UK inflation climbs to 5-year high of 3%

epa04677282 Pedestrians walk down Oxford Street in central London, Britain, 24 March 2015. UK inflation has hit zero for the first time on record, according to the British Office for National Statistics.  EPA/ANDY RAIN

Bloomberg

UK inflation climbed to its highest rate in more than five years in September, boosted by the cost of food and transport.
Consumer prices rose 3 percent from a year earlier, the fastest pace since April 2012 and up from 2.9 percent in August, the Office for National Statistics said on Tuesday in London.
The increase intensifies the squeeze on British households and may embolden Bank of England policy makers to raise interest rates for the first time in over a decade next month.
Increases in oil and petrol prices mean it’s “likely” inflation will climb higher in October, BOE Deputy Governor for Markets and Banking Dave Ramsden said in written testimony to lawmakers in London, released just before the data. That would make it more than a full percentage point above the central bank’s 2 percent target, meaning Governor Mark Carney would have to write a public letter of explanation to the Treasury.
The pound erased an advance after the inflation data to trade little changed at $1.3258 as of 10:21 am London time.
The report showed core inflation unchanged at 2.7 percent last month, the highest rate since December 2011.
Rising import costs brought about by the weak pound should prove temporary, but officials are increasingly concerned that Brexit has left the economy prone to more persistent price pressures.
The BOE will publish new forecasts with their policy decision on November 2. The central bank said in August that inflation would peak at around 3 percent this month, before falling to 2.6 percent by the third quarter of 2018.
The pickup in September came from a 0.8 percent increase in food prices, while transport costs fell less than they did a year earlier. Recreation and culture also contributed, as did the cost of motor fuel. Downward pressure came from clothing and footwear, which rose 3.9 percent—less than the 5.2 percent increase seen in September 2016. Air fares fell more than a year earlier, despite Ryanair canceling flights. The ONS said the latest survey of prices was completed before Centrica Plc announced a 12.5 percent increase in electricity tariffs.
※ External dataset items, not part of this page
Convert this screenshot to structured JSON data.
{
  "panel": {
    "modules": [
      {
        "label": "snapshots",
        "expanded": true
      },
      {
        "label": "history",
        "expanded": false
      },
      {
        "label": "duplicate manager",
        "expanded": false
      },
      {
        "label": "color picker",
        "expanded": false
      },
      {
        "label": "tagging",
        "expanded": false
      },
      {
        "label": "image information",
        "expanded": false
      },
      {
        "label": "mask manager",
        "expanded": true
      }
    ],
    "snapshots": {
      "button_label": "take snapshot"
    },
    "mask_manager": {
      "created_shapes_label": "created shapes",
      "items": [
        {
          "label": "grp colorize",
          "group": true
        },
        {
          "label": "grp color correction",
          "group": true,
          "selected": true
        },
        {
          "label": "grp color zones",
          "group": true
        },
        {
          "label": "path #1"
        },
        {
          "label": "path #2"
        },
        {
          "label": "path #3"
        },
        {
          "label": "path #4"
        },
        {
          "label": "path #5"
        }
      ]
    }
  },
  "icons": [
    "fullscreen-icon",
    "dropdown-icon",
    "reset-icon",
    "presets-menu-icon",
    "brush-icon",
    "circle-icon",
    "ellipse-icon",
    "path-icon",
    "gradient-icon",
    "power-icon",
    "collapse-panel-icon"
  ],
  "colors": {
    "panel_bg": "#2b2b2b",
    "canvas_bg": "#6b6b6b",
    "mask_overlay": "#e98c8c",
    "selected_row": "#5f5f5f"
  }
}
Separate figures underscored the effect of the weak pound, with manufacturing input prices rising 8.4 percent in September from a year earlier. The cost of goods leaving factory gates climbed 3.3 percent, showing firms are absorbing some of the cost.
Figures on Wednesday are expected to show wages lagging further behind inflation, despite the lowest unemployment for four decades. “I still think there is some slack in the economy,” Ramsden told lawmakers.